At first, I wondered where Moira had to go.  Her early comedy lines revolve around her lack of interest in her kids and her abundance of interest in her wigs (whose alternating appearances create a barrier to the character in that you have to check you recognise her each time she appears).  With every episode, though, more layers are added, about her companionship with Johnny, her ramshackle acting credentials and, most touchingly, her growing affection for the town and people of Schitt's Creek.  And then, Catherine O’Hara seems to discover how much fun she can have making Moira pronounce things strangely, and suddenly the most banal words take on cheeky extravagant twists (baybayyy).

David Rose

Playing Eugene Levy’s son is Eugene Levy’s real-life son, Dan Levy.  In fact, the pair of them created the show and write a lot of it.  Well done them.  It’s nice to do things with family.  David has a lot of the best lines, trolling everyone who speaks to him with sardonic irony.  I even wrote down his advice on what to do in New York: “Watch a series of Girls and do the opposite of what they do.”  As the Rose’s late-blooming heir, he’s not the fashion-victim disappointment to them he at first seems to be.  In fact, they root for his every relationship and support him as he becomes more independent in Schitt's Creek, as he leads the charge in gentrifying a run-down location.


Alexis Rose

And so: the spoilt daughter.  Played with great enjoyment by Annie Murphy, Alexis is at her best when hearing only what she wants to hear and when name-dropping Hollywood A-listers in all-too-brief tales of her youth as an enfant terrible.  There’s nothing she hasn’t done.  Like her brother, though, she too gradually lets down her cynicism about their new home, seeing her old life for all its valuelessness and investing in her relationship with local good-boy vet, Ted Mullens (played by 90210’s Ethan, all grown up).


The rest of the town seems to have been cast in about five minutes, with characters easily manipulated to serve whatever storyline that episode has cooked up.  Jocelyn Schitt, the mayor’s wife and eventual firm friend of the Roses, seems to have whichever personality suits the scene in question, while her husband, Roland Schitt, is invariably my least favourite thing about any given moment.  Nevertheless, the supporting cast are really only there for exactly that: to support the Roses as they make the most of their situation and learn what it means to be self-sufficient.  Stevie Budd gets perhaps the closest to them, mostly through her abusive friendship with David, which truly conveys what happens when two souls fully understand each other.
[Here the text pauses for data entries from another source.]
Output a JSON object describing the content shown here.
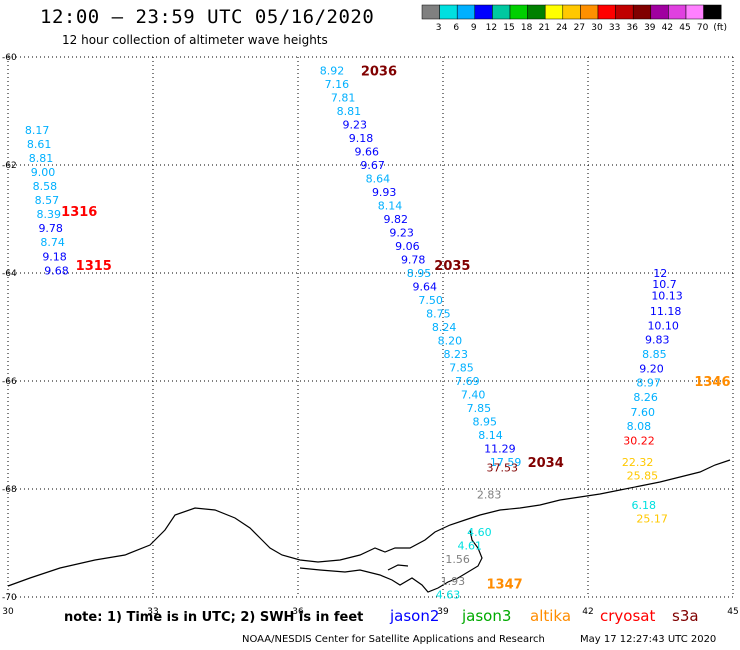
{
  "title": "12:00 – 23:59 UTC 05/16/2020",
  "subtitle": "12 hour collection of altimeter wave heights",
  "footer_note": "note:  1) Time is in UTC;  2) SWH is in feet",
  "credit": "NOAA/NESDIS Center for Satellite Applications and Research",
  "timestamp": "May 17 12:27:43 UTC 2020",
  "satellites": [
    {
      "name": "jason2",
      "color": "#0000ff"
    },
    {
      "name": "jason3",
      "color": "#00aa00"
    },
    {
      "name": "altika",
      "color": "#ff8c00"
    },
    {
      "name": "cryosat",
      "color": "#ff0000"
    },
    {
      "name": "s3a",
      "color": "#800000"
    }
  ],
  "colorbar": {
    "colors": [
      "#808080",
      "#00e0e0",
      "#00b0ff",
      "#0000ff",
      "#00c8a0",
      "#00d000",
      "#008000",
      "#ffff00",
      "#ffc800",
      "#ff9000",
      "#ff0000",
      "#c00000",
      "#800000",
      "#a000a0",
      "#e040e0",
      "#ff80ff",
      "#000000"
    ],
    "labels": [
      "3",
      "6",
      "9",
      "12",
      "15",
      "18",
      "21",
      "24",
      "27",
      "30",
      "33",
      "36",
      "39",
      "42",
      "45",
      "70",
      "(ft)"
    ]
  },
  "chart_data": {
    "type": "scatter",
    "title": "12:00 – 23:59 UTC 05/16/2020",
    "subtitle": "12 hour collection of altimeter wave heights",
    "xlabel": "",
    "ylabel": "",
    "xlim": [
      30,
      45
    ],
    "ylim": [
      -70,
      -60
    ],
    "xticks": [
      30,
      33,
      36,
      39,
      42,
      45
    ],
    "yticks": [
      -60,
      -62,
      -64,
      -66,
      -68,
      -70
    ],
    "grid": true,
    "units": "ft",
    "tracks": [
      {
        "time": "1316/1315",
        "points": [
          {
            "x": 30.35,
            "y": -61.35,
            "v": "8.17",
            "c": "#00b0ff"
          },
          {
            "x": 30.39,
            "y": -61.61,
            "v": "8.61",
            "c": "#00b0ff"
          },
          {
            "x": 30.43,
            "y": -61.87,
            "v": "8.81",
            "c": "#00b0ff"
          },
          {
            "x": 30.47,
            "y": -62.13,
            "v": "9.00",
            "c": "#00b0ff"
          },
          {
            "x": 30.51,
            "y": -62.39,
            "v": "8.58",
            "c": "#00b0ff"
          },
          {
            "x": 30.55,
            "y": -62.65,
            "v": "8.57",
            "c": "#00b0ff"
          },
          {
            "x": 30.59,
            "y": -62.91,
            "v": "8.39",
            "c": "#00b0ff"
          },
          {
            "x": 30.63,
            "y": -63.17,
            "v": "9.78",
            "c": "#0000ff"
          },
          {
            "x": 30.67,
            "y": -63.43,
            "v": "8.74",
            "c": "#00b0ff"
          },
          {
            "x": 30.71,
            "y": -63.69,
            "v": "9.18",
            "c": "#0000ff"
          },
          {
            "x": 30.75,
            "y": -63.95,
            "v": "9.68",
            "c": "#0000ff"
          }
        ]
      },
      {
        "time": "2036/2035/2034",
        "points": [
          {
            "x": 36.45,
            "y": -60.25,
            "v": "8.92",
            "c": "#00b0ff"
          },
          {
            "x": 36.55,
            "y": -60.5,
            "v": "7.16",
            "c": "#00b0ff"
          },
          {
            "x": 36.68,
            "y": -60.75,
            "v": "7.81",
            "c": "#00b0ff"
          },
          {
            "x": 36.8,
            "y": -61.0,
            "v": "8.81",
            "c": "#00b0ff"
          },
          {
            "x": 36.92,
            "y": -61.25,
            "v": "9.23",
            "c": "#0000ff"
          },
          {
            "x": 37.05,
            "y": -61.5,
            "v": "9.18",
            "c": "#0000ff"
          },
          {
            "x": 37.17,
            "y": -61.75,
            "v": "9.66",
            "c": "#0000ff"
          },
          {
            "x": 37.29,
            "y": -62.0,
            "v": "9.67",
            "c": "#0000ff"
          },
          {
            "x": 37.4,
            "y": -62.25,
            "v": "8.64",
            "c": "#00b0ff"
          },
          {
            "x": 37.53,
            "y": -62.5,
            "v": "9.93",
            "c": "#0000ff"
          },
          {
            "x": 37.65,
            "y": -62.75,
            "v": "8.14",
            "c": "#00b0ff"
          },
          {
            "x": 37.77,
            "y": -63.0,
            "v": "9.82",
            "c": "#0000ff"
          },
          {
            "x": 37.89,
            "y": -63.25,
            "v": "9.23",
            "c": "#0000ff"
          },
          {
            "x": 38.01,
            "y": -63.5,
            "v": "9.06",
            "c": "#0000ff"
          },
          {
            "x": 38.13,
            "y": -63.75,
            "v": "9.78",
            "c": "#0000ff"
          },
          {
            "x": 38.25,
            "y": -64.0,
            "v": "8.95",
            "c": "#00b0ff"
          },
          {
            "x": 38.37,
            "y": -64.25,
            "v": "9.64",
            "c": "#0000ff"
          },
          {
            "x": 38.49,
            "y": -64.5,
            "v": "7.50",
            "c": "#00b0ff"
          },
          {
            "x": 38.65,
            "y": -64.75,
            "v": "8.75",
            "c": "#00b0ff"
          },
          {
            "x": 38.77,
            "y": -65.0,
            "v": "8.24",
            "c": "#00b0ff"
          },
          {
            "x": 38.89,
            "y": -65.25,
            "v": "8.20",
            "c": "#00b0ff"
          },
          {
            "x": 39.01,
            "y": -65.5,
            "v": "8.23",
            "c": "#00b0ff"
          },
          {
            "x": 39.13,
            "y": -65.75,
            "v": "7.85",
            "c": "#00b0ff"
          },
          {
            "x": 39.25,
            "y": -66.0,
            "v": "7.69",
            "c": "#00b0ff"
          },
          {
            "x": 39.37,
            "y": -66.25,
            "v": "7.40",
            "c": "#00b0ff"
          },
          {
            "x": 39.49,
            "y": -66.5,
            "v": "7.85",
            "c": "#00b0ff"
          },
          {
            "x": 39.61,
            "y": -66.75,
            "v": "8.95",
            "c": "#00b0ff"
          },
          {
            "x": 39.73,
            "y": -67.0,
            "v": "8.14",
            "c": "#00b0ff"
          },
          {
            "x": 39.85,
            "y": -67.25,
            "v": "11.29",
            "c": "#0000ff"
          },
          {
            "x": 39.97,
            "y": -67.5,
            "v": "17.59",
            "c": "#00b0ff"
          },
          {
            "x": 39.9,
            "y": -67.6,
            "v": "37.53",
            "c": "#800000"
          },
          {
            "x": 39.7,
            "y": -68.1,
            "v": "2.83",
            "c": "#808080"
          }
        ]
      },
      {
        "time": "1346",
        "points": [
          {
            "x": 43.35,
            "y": -64.0,
            "v": "12",
            "c": "#0000ff"
          },
          {
            "x": 43.33,
            "y": -64.2,
            "v": "10.7",
            "c": "#0000ff"
          },
          {
            "x": 43.31,
            "y": -64.42,
            "v": "10.13",
            "c": "#0000ff"
          },
          {
            "x": 43.28,
            "y": -64.7,
            "v": "11.18",
            "c": "#0000ff"
          },
          {
            "x": 43.23,
            "y": -64.97,
            "v": "10.10",
            "c": "#0000ff"
          },
          {
            "x": 43.18,
            "y": -65.23,
            "v": "9.83",
            "c": "#0000ff"
          },
          {
            "x": 43.12,
            "y": -65.5,
            "v": "8.85",
            "c": "#00b0ff"
          },
          {
            "x": 43.06,
            "y": -65.77,
            "v": "9.20",
            "c": "#0000ff"
          },
          {
            "x": 43.0,
            "y": -66.03,
            "v": "8.97",
            "c": "#00b0ff"
          },
          {
            "x": 42.94,
            "y": -66.3,
            "v": "8.26",
            "c": "#00b0ff"
          },
          {
            "x": 42.88,
            "y": -66.57,
            "v": "7.60",
            "c": "#00b0ff"
          },
          {
            "x": 42.8,
            "y": -66.83,
            "v": "8.08",
            "c": "#00b0ff"
          },
          {
            "x": 42.73,
            "y": -67.1,
            "v": "30.22",
            "c": "#ff0000"
          },
          {
            "x": 42.7,
            "y": -67.5,
            "v": "22.32",
            "c": "#ffc800"
          },
          {
            "x": 42.8,
            "y": -67.75,
            "v": "25.85",
            "c": "#ffc800"
          }
        ]
      },
      {
        "time": "1347",
        "points": [
          {
            "x": 42.9,
            "y": -68.3,
            "v": "6.18",
            "c": "#00e0e0"
          },
          {
            "x": 43.0,
            "y": -68.55,
            "v": "25.17",
            "c": "#ffc800"
          },
          {
            "x": 39.5,
            "y": -68.8,
            "v": "4.60",
            "c": "#00e0e0"
          },
          {
            "x": 39.3,
            "y": -69.05,
            "v": "4.61",
            "c": "#00e0e0"
          },
          {
            "x": 39.05,
            "y": -69.3,
            "v": "1.56",
            "c": "#808080"
          },
          {
            "x": 38.95,
            "y": -69.7,
            "v": "1.93",
            "c": "#808080"
          },
          {
            "x": 38.85,
            "y": -69.95,
            "v": "4.63",
            "c": "#00e0e0"
          }
        ]
      }
    ],
    "time_labels": [
      {
        "x": 31.1,
        "y": -62.85,
        "text": "1316",
        "c": "#ff0000"
      },
      {
        "x": 31.4,
        "y": -63.85,
        "text": "1315",
        "c": "#ff0000"
      },
      {
        "x": 37.3,
        "y": -60.25,
        "text": "2036",
        "c": "#800000"
      },
      {
        "x": 38.82,
        "y": -63.85,
        "text": "2035",
        "c": "#800000"
      },
      {
        "x": 40.75,
        "y": -67.5,
        "text": "2034",
        "c": "#800000"
      },
      {
        "x": 44.2,
        "y": -66.0,
        "text": "1346",
        "c": "#ff8c00"
      },
      {
        "x": 39.9,
        "y": -69.75,
        "text": "1347",
        "c": "#ff8c00"
      }
    ]
  }
}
Maybe it’s its Canadian origins, but everything about Schitt's Creek is just so nice.  Its name might sound like a Samuel Beckett novel or play, but it’s infinitely more accessible.  There’s wit and there’s sentiment.  There are heartfelt gestures, such as when Patrick and David sing Simply The Best to each other, and there’s degrading ridicule (“Fall off a bridge, please!”) thanks to David’s ability to scathe seethingly scathing insults.  There’s a refreshing approach to sexuality (people just seem to fall in love with people – well – David does) and an uncovering of what’s truly important in this life: compassion (while taking the piss).  So let’s conclude.  I’ve seen Schitt's Creek.  It’s really good.  You’ve read this whole thing, so off you go now and watch it please.